В кузнице было навалено много железа: должно быть, без меня кузнецу поручили делать большую работу. Оба — и Игнат и Степан — подозрительно поглядывали на эту свалку ржавых полос, стержней, болванок и не решались приняться за дело.

Игнат спохватился и надвинул картуз на глаза.

— Ну-ка, ребята!.. К мехам, Федяшка! Готовь молот, Степан!

Я до изнеможения раздувал меха, Степан бухал молотом, а Игнат звенел своим ручником. Раскалённое железо брызгало с наковальни красными брызгами, и я, несмотря на усталость, чувствовал себя хорошо — бодро, взволнованно, весело.

XXXI

Это солнечное, очень прозрачное осеннее воскресенье навсегда осталось в моей памяти.
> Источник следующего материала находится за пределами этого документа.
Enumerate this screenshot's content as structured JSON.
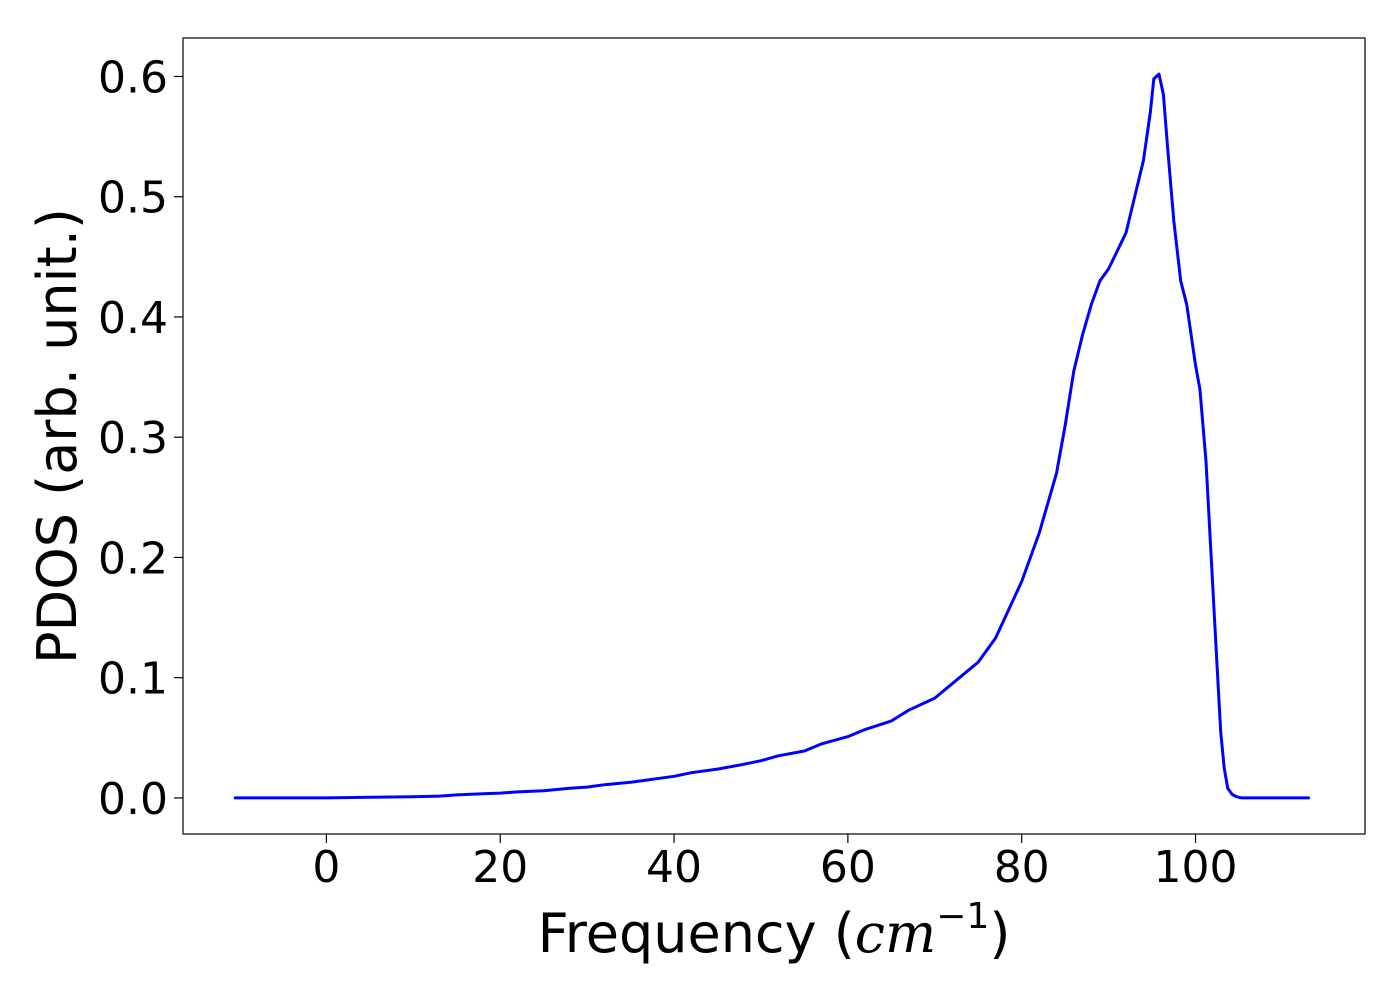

Воздух был тёплый, мягкий, а небо синело ласково, глубоко, словно улыбалось задумчиво, и в этой синеве высоко плыли белые нити паутин. Море сияло зеркальной полоской очень далеко, на горизонте, а белый песок с застывшей рябью переливался искрами. Стаи чаек белыми хлопьями летали вдали и над песком, и над морем.

По улице посёлка гуляли и толпились хороводами девчата и молодые женщины в разноцветных платьях и парни в пиджаках и рубашках. И близко и далеко разливались песни, где-то играла гармония. Шайками и врассыпную носились между взрослыми мальчишки.

Гриша повёл нас в гости к Харитону с Анфисой. Он почему-то тихо, с оглядкой, поговорил с Прасковеей, с Наташей и с матерью, а потом с лукавой улыбкой поманил меня пальцем и спросил шопотом:

— Ну, как, Васильич, есть у тебя охота погостить у Харитона?

Я так обрадовался, что обнял его за поясницу.

— Только про это — молчок. Беги на улицу и жди нас.

Одет он был в чёрный длинный пиджак, а под жилеткой синела рубашка с отложным воротником и гарусной верёвочкой с шариками на концах, завязанной махровым узлом. На ногах под узкими брюками навыпуск блестели начищенные ваксой щиблеты. Таким нарядным городским щёголем я его ещё никогда не видел. Поэтому я не мог оторвать от него глаз.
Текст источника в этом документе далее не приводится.